Using the stolen information, James was able to steal a piece of NASA software which cost the space exploration agency $41,000 as systems were shutdown for three weeks.
According to NASA, “the software [purported to be worth $1.7 million] supported the International Space Station’s physical environment, including control of the temperature and humidity within the living space.”
James was later caught but received a light sentence due to his young age.
He committed suicide in 2008 after he was accused of conspiring with other hackers to steal credit card information. James denied the allegation in his suicide letter.







4.Hacker targets Scientology (2008):





In January 2008, a New Jersey teenager along with a gang of hackers launched a DDoS attack that crippled the Church of Scientology website for several days.
The group is dubbed Annoymous and is staunchly against the ‘religion’.
Dmitriy Guzner, who was 19 years old, was charged and convicted for the DDoS attack. The maximum penalty was 10 years prison and a $250,000 fine but he was ultimately sentenced to two years probation and was ordered to pay the Church of Scientology $37,500.
A second man has been charged for the attack.
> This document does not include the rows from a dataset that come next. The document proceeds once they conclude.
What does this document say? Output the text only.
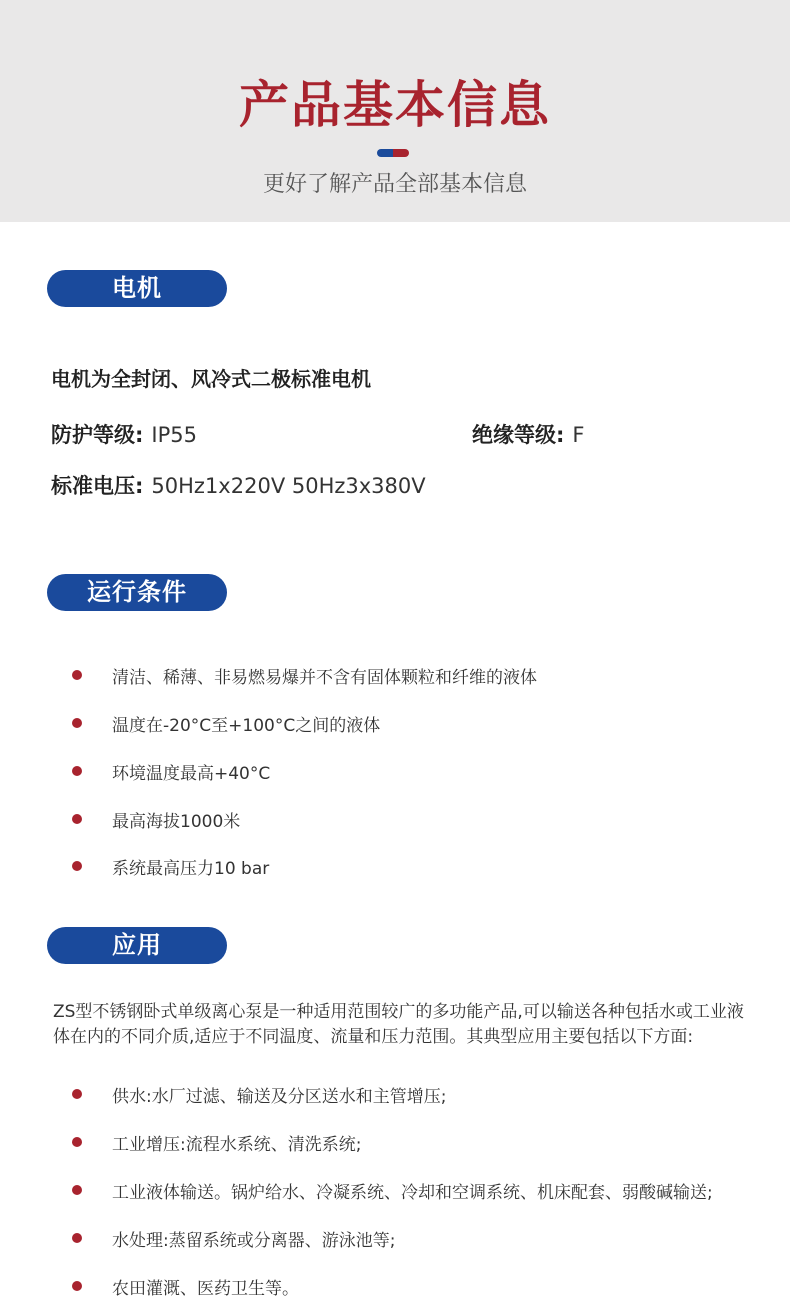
产品基本信息
更好了解产品全部基本信息
电机
电机为全封闭、风冷式二极标准电机
防护等级: IP55	绝缘等级: F
标准电压: 50Hz1x220V 50Hz3x380V
运行条件
清洁、稀薄、非易燃易爆并不含有固体颗粒和纤维的液体
温度在-20°C至+100°C之间的液体
环境温度最高+40°C
最高海拔1000米
系统最高压力10 bar
应用
ZS型不锈钢卧式单级离心泵是一种适用范围较广的多功能产品,可以输送各种包括水或工业液体在内的不同介质,适应于不同温度、流量和压力范围。其典型应用主要包括以下方面:
供水:水厂过滤、输送及分区送水和主管增压;
工业增压:流程水系统、清洗系统;
工业液体输送。锅炉给水、冷凝系统、冷却和空调系统、机床配套、弱酸碱输送;
水处理:蒸留系统或分离器、游泳池等;
农田灌溉、医药卫生等。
5.The Melissa virus (1999):




It was a very simple virus which ended up costing $80 million in damages.
The Melissa virus would infect Microsoft Word documents and automatically disseminates itself as an attachment via email. It would mail out to the first 50 names listed in an infected computer’s Outlook email address box.
The creator of Melissa, David Smith, said he did not intend for the virus to harm computers but was still arrested and sentenced to 20 months in prison.
Incidentally, anti-virus software sales went gangbusters that year.